Because God has created us in His image, we are relational beings who thrive best in community. Corporate spirituality focuses on the dynamics of life together in the Spirit as an essential source of spiritual health and maturity, but it also recognizes the fragility of this process and the many ways in which it can be undermined.
Community has been deteriorating of late in the Western world, and it is being challenged today on several fronts. We have witnessed a growing bias toward individualism in the pursuit of autonomy and self-determination. Our culture has been marked by a quest for independence, self-preservation, control, privatization, avoidance of accountability. Superficial corporate spirituality focuses on the dynamics of life together in the Spirit as an essential source of spiritual health and maturity. Spiritual formation involves both personal and corporate dimensions, and the Scriptures provide strong foundations for community. Ministry should flow out of both solitude and community, but there are a number of challenges to community in our culture, relationships, and alienation. It appears that people are busier than ever and lonelier than ever. Technology, mobility, media, entertainment, distractions, travel, information overload, and transience all contribute to the growing plight of social instability and interpersonal tension. “Time-saving” inventions have only made our lives more hyperactive and stress-filled, and our addictions to urgency and performance make us externally driven rather than internally called. This cultural overemphasis on individualism has been aggravated by an increasing distrust of institutions, traditions, and authority.
While we cannot return to the past, we can learn how to treasure relationships as ends rather than means, and we can recapture a transcending biblical vision of commitment and community that will make us more human and less controlled by our culture.
Both Personal and Corporate
We come to faith as individuals but we grow in community. Life in Jesus is not meant to be solitary and individualistic, but shared and collective. Indeed, when we stand before Christ, we will be judged individually according to our works (2 Corinthians 5:10; Romans 14:12), but the nurture of the community of faith is designed to prepare us for our everlasting life with the Lord and with one another.
Evangelicals have a way of stressing the individual side of the spectrum, while liberals tend to emphasize the corporate side of the spectrum. On the theological right, the focus of attention is on justification before God and on the hope of the afterlife. On the theological left, the accent is on social justice and relevance in the current milieu. The danger of the right is that the gospel can become privatized and socially irrelevant; the danger of the left is that the gospel can be reduced to social ethics, inclusivism, and pluralism.
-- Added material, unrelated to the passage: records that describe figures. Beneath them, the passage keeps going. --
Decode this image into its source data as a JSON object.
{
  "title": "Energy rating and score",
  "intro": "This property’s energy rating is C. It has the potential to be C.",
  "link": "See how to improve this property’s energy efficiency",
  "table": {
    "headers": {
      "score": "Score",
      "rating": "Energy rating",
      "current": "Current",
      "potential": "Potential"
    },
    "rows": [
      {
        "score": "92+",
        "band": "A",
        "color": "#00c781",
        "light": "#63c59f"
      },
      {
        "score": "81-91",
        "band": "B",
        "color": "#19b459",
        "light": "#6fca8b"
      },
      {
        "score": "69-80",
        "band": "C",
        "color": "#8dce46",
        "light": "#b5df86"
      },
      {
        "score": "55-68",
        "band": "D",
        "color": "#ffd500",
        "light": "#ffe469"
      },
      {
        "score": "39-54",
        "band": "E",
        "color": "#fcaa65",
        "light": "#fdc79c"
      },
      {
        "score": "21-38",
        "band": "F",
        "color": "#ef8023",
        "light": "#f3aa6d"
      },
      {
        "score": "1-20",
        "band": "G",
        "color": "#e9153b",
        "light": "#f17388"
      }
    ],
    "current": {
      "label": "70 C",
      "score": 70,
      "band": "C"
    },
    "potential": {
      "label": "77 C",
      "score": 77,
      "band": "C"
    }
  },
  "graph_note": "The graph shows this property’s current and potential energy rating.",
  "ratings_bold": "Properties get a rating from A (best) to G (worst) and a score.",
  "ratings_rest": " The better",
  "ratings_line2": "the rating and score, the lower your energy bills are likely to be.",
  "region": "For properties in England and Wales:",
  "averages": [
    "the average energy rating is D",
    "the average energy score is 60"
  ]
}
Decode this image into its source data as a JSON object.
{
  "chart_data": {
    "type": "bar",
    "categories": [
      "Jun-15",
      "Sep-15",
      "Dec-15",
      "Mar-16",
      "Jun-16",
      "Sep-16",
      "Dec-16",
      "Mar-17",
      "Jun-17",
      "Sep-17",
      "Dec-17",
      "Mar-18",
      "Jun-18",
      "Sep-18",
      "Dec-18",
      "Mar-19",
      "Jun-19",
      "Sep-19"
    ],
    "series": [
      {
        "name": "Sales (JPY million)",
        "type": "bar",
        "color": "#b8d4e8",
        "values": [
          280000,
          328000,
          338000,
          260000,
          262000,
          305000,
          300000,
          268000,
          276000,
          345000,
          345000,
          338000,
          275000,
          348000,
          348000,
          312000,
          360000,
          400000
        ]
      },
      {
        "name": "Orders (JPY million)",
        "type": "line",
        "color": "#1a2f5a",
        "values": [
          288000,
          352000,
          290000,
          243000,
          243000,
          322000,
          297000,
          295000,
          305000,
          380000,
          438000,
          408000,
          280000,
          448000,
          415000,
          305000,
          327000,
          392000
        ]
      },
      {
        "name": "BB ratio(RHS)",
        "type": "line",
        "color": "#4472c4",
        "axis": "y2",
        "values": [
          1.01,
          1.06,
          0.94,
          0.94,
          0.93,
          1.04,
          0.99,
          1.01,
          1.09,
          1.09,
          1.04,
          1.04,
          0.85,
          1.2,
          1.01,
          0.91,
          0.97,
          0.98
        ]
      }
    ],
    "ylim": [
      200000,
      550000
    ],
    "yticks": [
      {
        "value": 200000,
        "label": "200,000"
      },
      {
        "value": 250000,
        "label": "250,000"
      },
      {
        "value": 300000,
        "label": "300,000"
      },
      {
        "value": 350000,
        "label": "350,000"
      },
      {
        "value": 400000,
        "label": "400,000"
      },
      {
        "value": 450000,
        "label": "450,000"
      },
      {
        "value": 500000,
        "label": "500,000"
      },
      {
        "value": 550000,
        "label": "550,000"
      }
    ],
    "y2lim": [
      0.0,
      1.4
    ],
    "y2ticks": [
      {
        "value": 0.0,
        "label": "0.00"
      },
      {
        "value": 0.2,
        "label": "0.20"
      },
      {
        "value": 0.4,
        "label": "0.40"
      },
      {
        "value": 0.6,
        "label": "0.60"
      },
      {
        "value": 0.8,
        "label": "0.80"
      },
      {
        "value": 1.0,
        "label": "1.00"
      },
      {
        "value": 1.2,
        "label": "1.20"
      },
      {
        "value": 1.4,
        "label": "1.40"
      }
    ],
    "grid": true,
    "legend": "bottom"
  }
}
The full counsel of Scripture offers a better way that balances the personal and the corporate. It does so by affirming the good news of kingdom living in the present tense. Forgiveness of sins and the hope of heaven actually free us to walk with Jesus today and to draw our life from Him in the context of our daily endeavors and encounters. This present relationship with Jesus makes us alive to the opportunities, requirements, and challenges of our unfolding lives. The spiritual life is both personal and social; it is both dependent upon God (transcendent) and active in the world (immanent). It weds personal holiness with social holiness and melds devotion to Jesus with service to others.